With the festive season almost upon us parents have been given the green light to photograph or film their children in school nativity plays by a government body.
Most schools have introduced sensible filming policies
Some schools have previously introduced bans on filming at such events for fear of the material being misused and reaching a wider audience via the internet.
They have even used the Data Protection Act as a reason to prevent any recording of plays, concerts and sports days.
However, the Information Commissioner's Office (ICO) has issued guidelines to schools and parents which explain that the Act does not apply to filming for private use.
The Act does apply when photographs of children are taken for official use by a school or college, such as for issuing identification passes.
These images are likely to be stored electronically with other personal data and the terms of the Act are relevant.
They do not apply however to a photograph or video or digital recording taken by parents of their child and some friends taking part in the school Sports Day to be put in the family photo album.
They are all deemed "for personal use" and are exempt from the terms of the Act.
Assistant Commissioner at the ICO Jonathan Bamford said: "This guidance has been issued to reassure friends and family members that they can take photographs of their children and friends taking part in school activities for the family album without contravening the Data Protection Act.
"They can also film events at school.
"The Data Protection Act should not be wrongly cited to stop people taking photographs or filming videos."
Although the Act itself cannot stop parents from recording such memorable events, schools can introduce a filming policy which may prevent such activities.
The National Association of Head Teachers (NAHT) says most schools will have this policy well documented in the school prospectus.
NAHT general secretary Mick Brookes said: "I fail to see why parents should be denied the chance of filming their own children in something that's a great event for them.
"While we urge caution, I think denying parents the opportunity to celebrate their children's achievements is a great pity.
"Most schools have a policy about this and parents need to know what that policy is.
"Most schools have sensible policies in place and most schools have huge numbers of sensible parents who know what's good for their children and other children."
Homefield First School at Great Yarmouth in Norfolk has introduced a policy where parents are not allowed to take photos or film school events, but they have an official photographer who performs this job and sells the products back to parents at cost price.
Head teacher Elizabeth Davis said: "We have a policy where at the start of the school year we ask parents to consent to the school taking pictures of their children in the year ahead.
"We just looked at the situation realistically and it works really well."
She said parents had accepted and adhered to the policy since its introduction nearly three years ago.
We welcome your comments:
The BBC may edit your comments and not all emails will be published.
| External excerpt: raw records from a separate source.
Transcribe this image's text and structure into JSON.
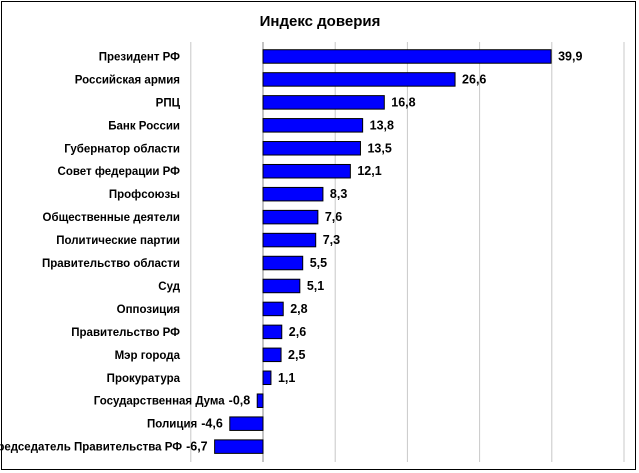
{
  "chart_data": {
    "type": "bar",
    "orientation": "horizontal",
    "title": "Индекс доверия",
    "xlabel": "",
    "ylabel": "",
    "grid": true,
    "legend": "none",
    "bar_color": "#0000FF",
    "xlim": [
      -10,
      50
    ],
    "categories": [
      "Президент РФ",
      "Российская армия",
      "РПЦ",
      "Банк России",
      "Губернатор области",
      "Совет федерации РФ",
      "Профсоюзы",
      "Общественные деятели",
      "Политические партии",
      "Правительство области",
      "Суд",
      "Оппозиция",
      "Правительство РФ",
      "Мэр города",
      "Прокуратура",
      "Государственная Дума",
      "Полиция",
      "Председатель Правительства РФ"
    ],
    "values": [
      39.9,
      26.6,
      16.8,
      13.8,
      13.5,
      12.1,
      8.3,
      7.6,
      7.3,
      5.5,
      5.1,
      2.8,
      2.6,
      2.5,
      1.1,
      -0.8,
      -4.6,
      -6.7
    ],
    "value_labels": [
      "39,9",
      "26,6",
      "16,8",
      "13,8",
      "13,5",
      "12,1",
      "8,3",
      "7,6",
      "7,3",
      "5,5",
      "5,1",
      "2,8",
      "2,6",
      "2,5",
      "1,1",
      "-0,8",
      "-4,6",
      "-6,7"
    ]
  }
}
Your comments may be published on any BBC media worldwide.
Good Heavens - a sensible interpretation of the data protection act. I may have to go and lie down for a while...
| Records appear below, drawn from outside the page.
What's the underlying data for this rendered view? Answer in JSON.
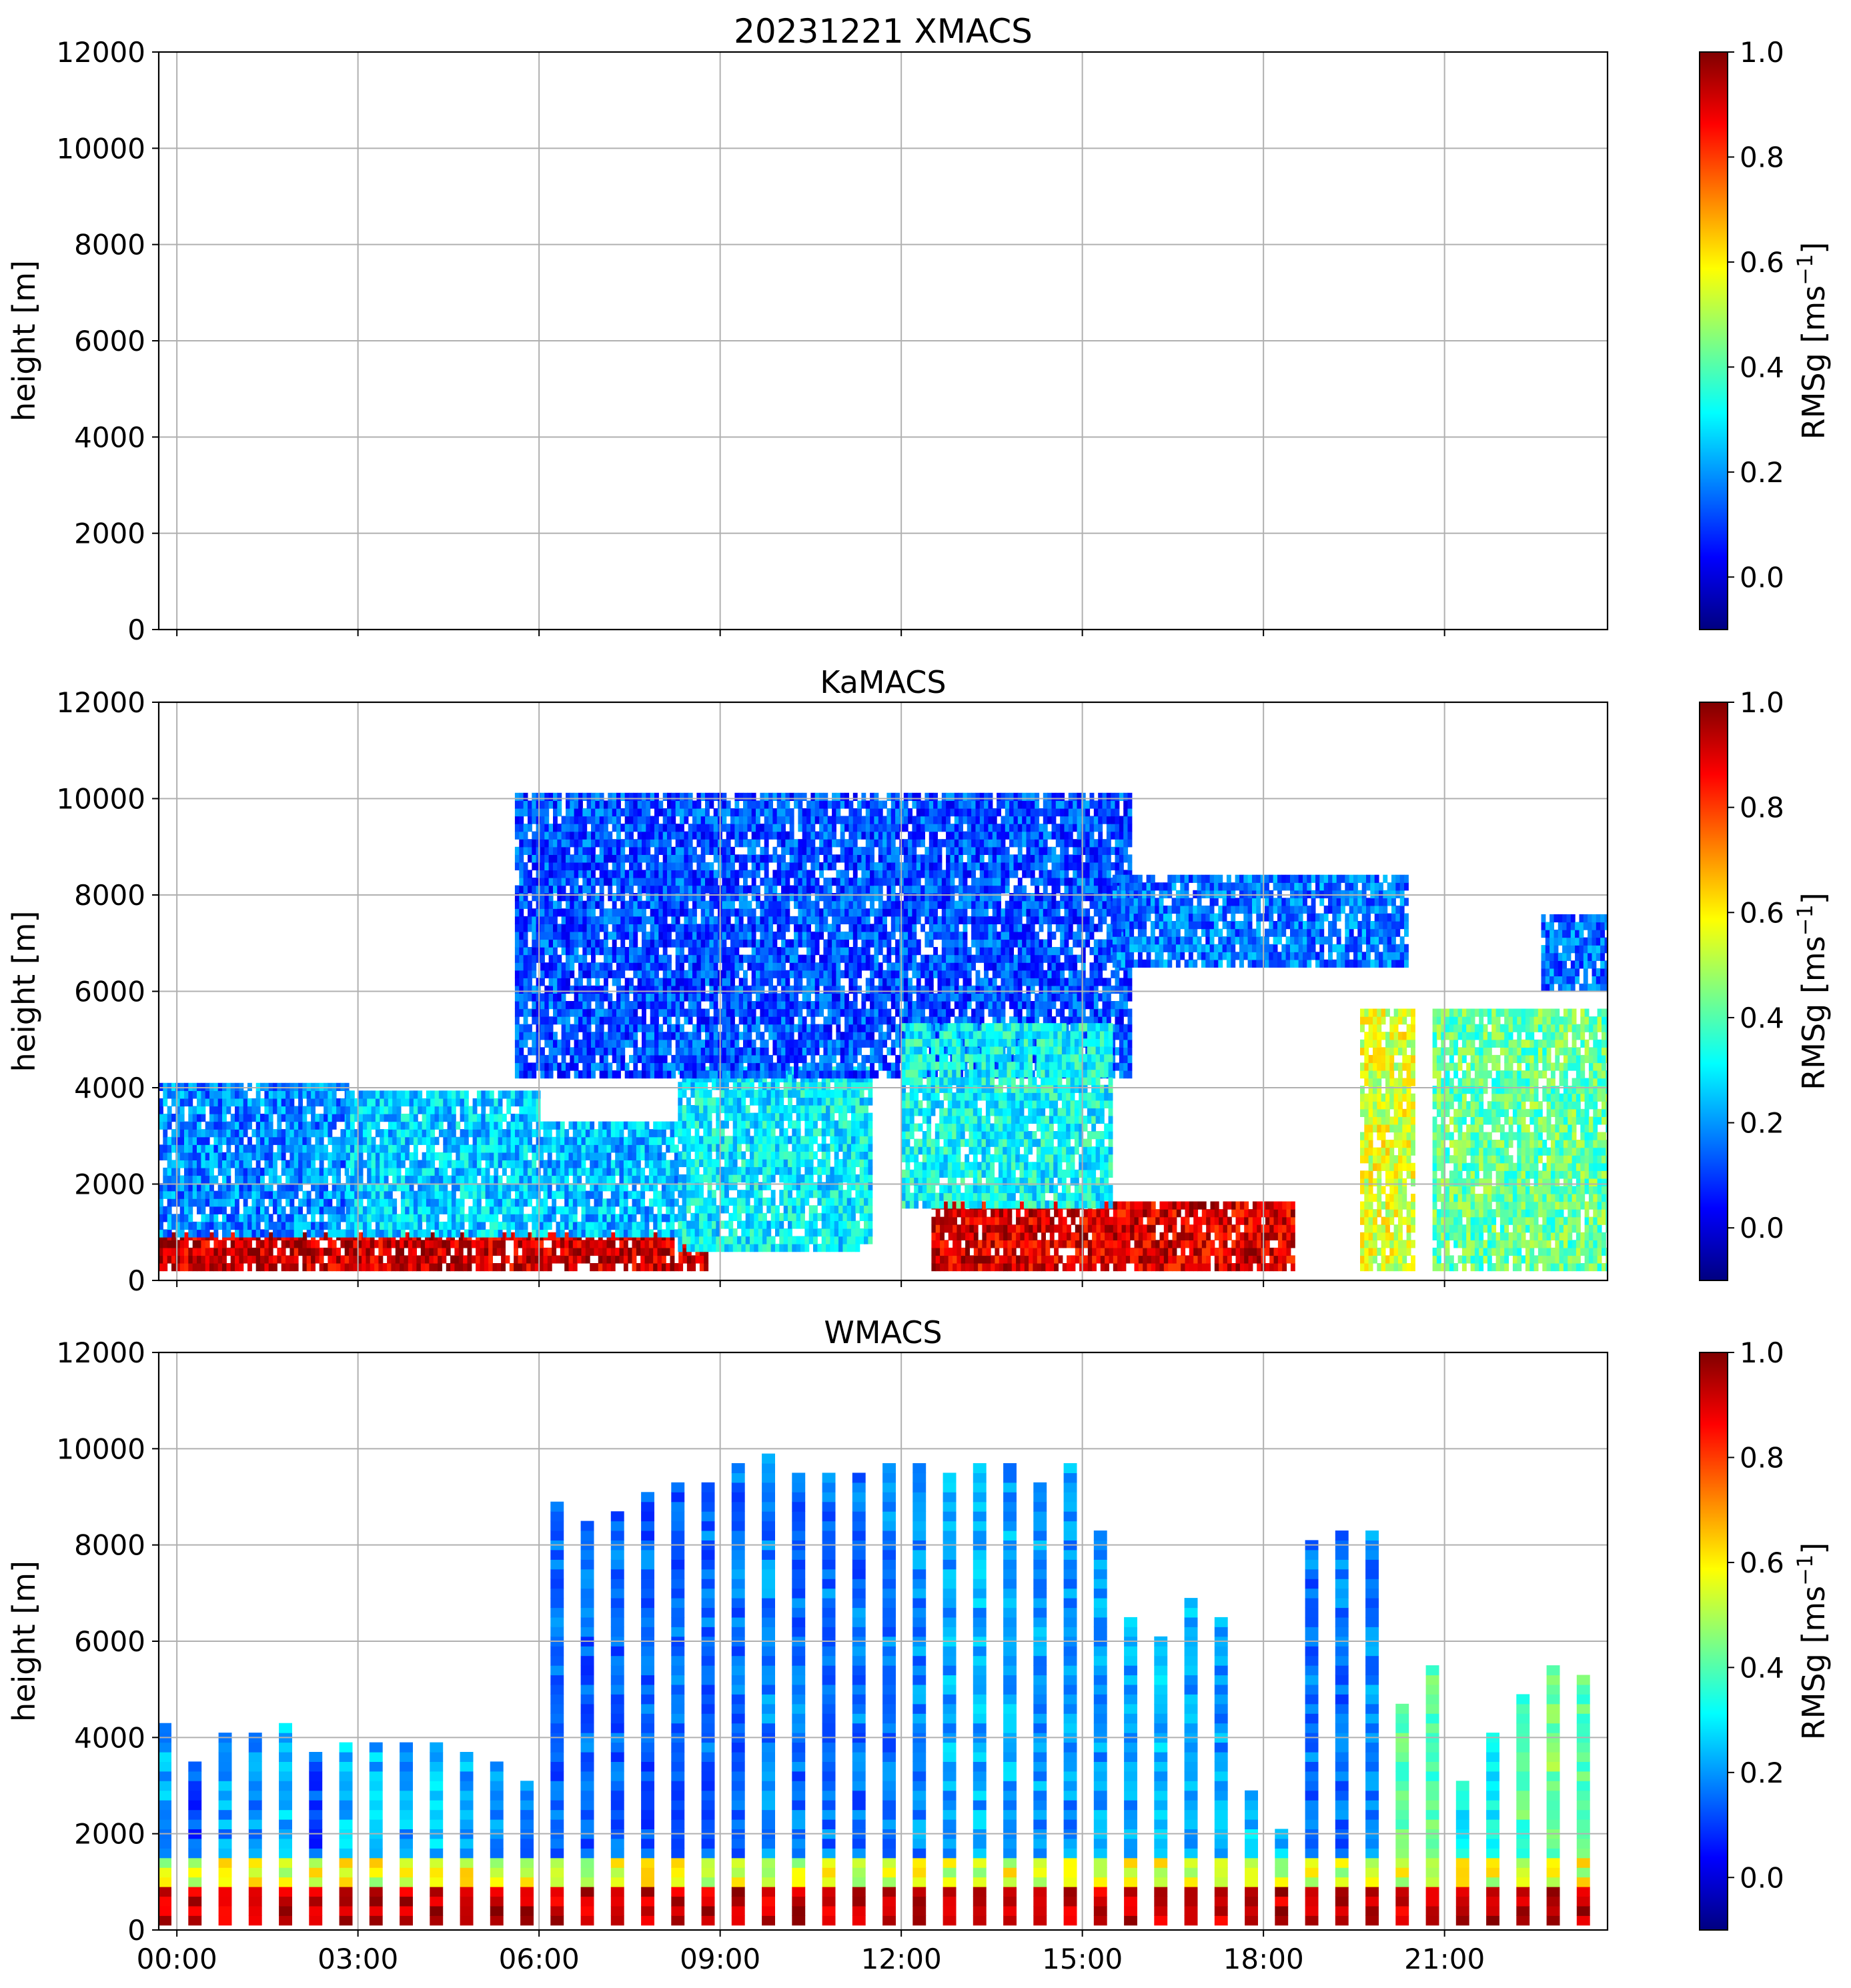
{
  "figure": {
    "colors": {
      "grid": "#b0b0b0",
      "jet_stops": [
        "#000080",
        "#0000ff",
        "#0080ff",
        "#00ffff",
        "#80ff80",
        "#ffff00",
        "#ff8000",
        "#ff0000",
        "#800000"
      ]
    }
  },
  "chart_data": [
    {
      "type": "heatmap",
      "title": "20231221 XMACS",
      "xlabel": "",
      "ylabel": "height [m]",
      "ylim": [
        0,
        12000
      ],
      "xlim_hours": [
        -0.3,
        23.7
      ],
      "x_ticks_hours": [
        0,
        3,
        6,
        9,
        12,
        15,
        18,
        21
      ],
      "x_tick_labels": [
        "00:00",
        "03:00",
        "06:00",
        "09:00",
        "12:00",
        "15:00",
        "18:00",
        "21:00"
      ],
      "y_ticks": [
        0,
        2000,
        4000,
        6000,
        8000,
        10000,
        12000
      ],
      "y_tick_labels": [
        "0",
        "2000",
        "4000",
        "6000",
        "8000",
        "10000",
        "12000"
      ],
      "grid": true,
      "show_x_tick_labels": false,
      "colorbar": {
        "label": "RMSg [ms",
        "label_superscript": "−1",
        "label_close": "]",
        "range": [
          -0.1,
          1.0
        ],
        "ticks": [
          0.0,
          0.2,
          0.4,
          0.6,
          0.8,
          1.0
        ],
        "tick_labels": [
          "0.0",
          "0.2",
          "0.4",
          "0.6",
          "0.8",
          "1.0"
        ],
        "colormap": "jet"
      },
      "mode": "empty",
      "columns": []
    },
    {
      "type": "heatmap",
      "title": "KaMACS",
      "xlabel": "",
      "ylabel": "height [m]",
      "ylim": [
        0,
        12000
      ],
      "xlim_hours": [
        -0.3,
        23.7
      ],
      "x_ticks_hours": [
        0,
        3,
        6,
        9,
        12,
        15,
        18,
        21
      ],
      "x_tick_labels": [
        "00:00",
        "03:00",
        "06:00",
        "09:00",
        "12:00",
        "15:00",
        "18:00",
        "21:00"
      ],
      "y_ticks": [
        0,
        2000,
        4000,
        6000,
        8000,
        10000,
        12000
      ],
      "y_tick_labels": [
        "0",
        "2000",
        "4000",
        "6000",
        "8000",
        "10000",
        "12000"
      ],
      "grid": true,
      "show_x_tick_labels": false,
      "colorbar": {
        "label": "RMSg [ms",
        "label_superscript": "−1",
        "label_close": "]",
        "range": [
          -0.1,
          1.0
        ],
        "ticks": [
          0.0,
          0.2,
          0.4,
          0.6,
          0.8,
          1.0
        ],
        "tick_labels": [
          "0.0",
          "0.2",
          "0.4",
          "0.6",
          "0.8",
          "1.0"
        ],
        "colormap": "jet"
      },
      "mode": "continuous",
      "layers": [
        {
          "t": [
            -0.3,
            8.8
          ],
          "h": [
            200,
            900
          ],
          "v": 0.92
        },
        {
          "t": [
            -0.3,
            2.8
          ],
          "h": [
            900,
            4100
          ],
          "v": 0.18
        },
        {
          "t": [
            2.8,
            6.0
          ],
          "h": [
            900,
            3800
          ],
          "v": 0.26
        },
        {
          "t": [
            6.0,
            8.3
          ],
          "h": [
            900,
            3200
          ],
          "v": 0.24
        },
        {
          "t": [
            8.3,
            11.5
          ],
          "h": [
            600,
            4300
          ],
          "v": 0.3
        },
        {
          "t": [
            5.6,
            15.8
          ],
          "h": [
            4200,
            10000
          ],
          "v": 0.12
        },
        {
          "t": [
            12.5,
            18.5
          ],
          "h": [
            200,
            1500
          ],
          "v": 0.9
        },
        {
          "t": [
            12.0,
            15.5
          ],
          "h": [
            1500,
            5200
          ],
          "v": 0.32
        },
        {
          "t": [
            15.5,
            20.4
          ],
          "h": [
            6500,
            8400
          ],
          "v": 0.16
        },
        {
          "t": [
            19.6,
            20.5
          ],
          "h": [
            200,
            5600
          ],
          "v": 0.55
        },
        {
          "t": [
            20.8,
            23.7
          ],
          "h": [
            200,
            5500
          ],
          "v": 0.42
        },
        {
          "t": [
            22.6,
            23.7
          ],
          "h": [
            6000,
            7500
          ],
          "v": 0.15
        }
      ]
    },
    {
      "type": "heatmap",
      "title": "WMACS",
      "xlabel": "",
      "ylabel": "height [m]",
      "ylim": [
        0,
        12000
      ],
      "xlim_hours": [
        -0.3,
        23.7
      ],
      "x_ticks_hours": [
        0,
        3,
        6,
        9,
        12,
        15,
        18,
        21
      ],
      "x_tick_labels": [
        "00:00",
        "03:00",
        "06:00",
        "09:00",
        "12:00",
        "15:00",
        "18:00",
        "21:00"
      ],
      "y_ticks": [
        0,
        2000,
        4000,
        6000,
        8000,
        10000,
        12000
      ],
      "y_tick_labels": [
        "0",
        "2000",
        "4000",
        "6000",
        "8000",
        "10000",
        "12000"
      ],
      "grid": true,
      "show_x_tick_labels": true,
      "colorbar": {
        "label": "RMSg [ms",
        "label_superscript": "−1",
        "label_close": "]",
        "range": [
          -0.1,
          1.0
        ],
        "ticks": [
          0.0,
          0.2,
          0.4,
          0.6,
          0.8,
          1.0
        ],
        "tick_labels": [
          "0.0",
          "0.2",
          "0.4",
          "0.6",
          "0.8",
          "1.0"
        ],
        "colormap": "jet"
      },
      "mode": "columns",
      "columns": [
        {
          "t": -0.2,
          "top": 4200,
          "mid": 0.22
        },
        {
          "t": 0.3,
          "top": 3400,
          "mid": 0.12
        },
        {
          "t": 0.8,
          "top": 4000,
          "mid": 0.2
        },
        {
          "t": 1.3,
          "top": 4100,
          "mid": 0.2
        },
        {
          "t": 1.8,
          "top": 4300,
          "mid": 0.24
        },
        {
          "t": 2.3,
          "top": 3700,
          "mid": 0.12
        },
        {
          "t": 2.8,
          "top": 3900,
          "mid": 0.24
        },
        {
          "t": 3.3,
          "top": 3900,
          "mid": 0.24
        },
        {
          "t": 3.8,
          "top": 3800,
          "mid": 0.22
        },
        {
          "t": 4.3,
          "top": 3800,
          "mid": 0.24
        },
        {
          "t": 4.8,
          "top": 3600,
          "mid": 0.22
        },
        {
          "t": 5.3,
          "top": 3400,
          "mid": 0.2
        },
        {
          "t": 5.8,
          "top": 3100,
          "mid": 0.18
        },
        {
          "t": 6.3,
          "top": 8800,
          "mid": 0.14
        },
        {
          "t": 6.8,
          "top": 8500,
          "mid": 0.14
        },
        {
          "t": 7.3,
          "top": 8600,
          "mid": 0.14
        },
        {
          "t": 7.8,
          "top": 9000,
          "mid": 0.14
        },
        {
          "t": 8.3,
          "top": 9300,
          "mid": 0.15
        },
        {
          "t": 8.8,
          "top": 9300,
          "mid": 0.15
        },
        {
          "t": 9.3,
          "top": 9600,
          "mid": 0.16
        },
        {
          "t": 9.8,
          "top": 9900,
          "mid": 0.18
        },
        {
          "t": 10.3,
          "top": 9500,
          "mid": 0.16
        },
        {
          "t": 10.8,
          "top": 9500,
          "mid": 0.16
        },
        {
          "t": 11.3,
          "top": 9500,
          "mid": 0.16
        },
        {
          "t": 11.8,
          "top": 9700,
          "mid": 0.17
        },
        {
          "t": 12.3,
          "top": 9600,
          "mid": 0.18
        },
        {
          "t": 12.8,
          "top": 9400,
          "mid": 0.22
        },
        {
          "t": 13.3,
          "top": 9700,
          "mid": 0.22
        },
        {
          "t": 13.8,
          "top": 9600,
          "mid": 0.22
        },
        {
          "t": 14.3,
          "top": 9300,
          "mid": 0.2
        },
        {
          "t": 14.8,
          "top": 9700,
          "mid": 0.2
        },
        {
          "t": 15.3,
          "top": 8300,
          "mid": 0.2
        },
        {
          "t": 15.8,
          "top": 6500,
          "mid": 0.22
        },
        {
          "t": 16.3,
          "top": 6000,
          "mid": 0.24
        },
        {
          "t": 16.8,
          "top": 6800,
          "mid": 0.22
        },
        {
          "t": 17.3,
          "top": 6500,
          "mid": 0.2
        },
        {
          "t": 17.8,
          "top": 2800,
          "mid": 0.24
        },
        {
          "t": 18.3,
          "top": 2000,
          "mid": 0.24
        },
        {
          "t": 18.8,
          "top": 8100,
          "mid": 0.16
        },
        {
          "t": 19.3,
          "top": 8300,
          "mid": 0.16
        },
        {
          "t": 19.8,
          "top": 8300,
          "mid": 0.18
        },
        {
          "t": 20.3,
          "top": 4600,
          "mid": 0.4
        },
        {
          "t": 20.8,
          "top": 5500,
          "mid": 0.4
        },
        {
          "t": 21.3,
          "top": 3000,
          "mid": 0.3
        },
        {
          "t": 21.8,
          "top": 4000,
          "mid": 0.3
        },
        {
          "t": 22.3,
          "top": 4800,
          "mid": 0.4
        },
        {
          "t": 22.8,
          "top": 5400,
          "mid": 0.45
        },
        {
          "t": 23.3,
          "top": 5200,
          "mid": 0.42
        }
      ]
    }
  ]
}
A number of fathers are serving in Iraq or Afghanistan. It is a great morale booster for these men to see their children¿s nativity plays. Given that the men who share the same barracks when on active service often have children who attend the same schools, it makes sense to send videos of the play to the regiment concerned. I certainly had no objection at the time of the First Gulf War (1990) to videos of the nativity play in which my children acted being sent to the Gulf so that fathers of my children¿s school-friends could see their own children.
Martin Vlietstra, Fleet, Hampshire
Amazing isn't it - my school 'banned' filming plays for various reasons but graciously allowed me to purchase an 'official' version if I wanted. I politely declined.
Thank god for the intervention of common sense, however, I still know people who think that if their children appear on the Internet, they will be targeted by weirdos - forgetting of course that pictures in local papers are just a likely - or not - to attract the same weirdos!
Roger Cope, Burton Upon Trent, Staffs
Yes my children's school also banned the use of cameras and video cameras at school plays. Then sold an "official" copy. Interestingly a quarter of the cost of the dvd went towards school funds! When I film my children's school play I focus on my child, the official version lasted an hour, and my child was onscreen for less than 5 minutes. I cant help but feel the schools are using the privacy act as a means to boost funds. As for ending up on the internet who is checking the credibility of these dvd producing companies?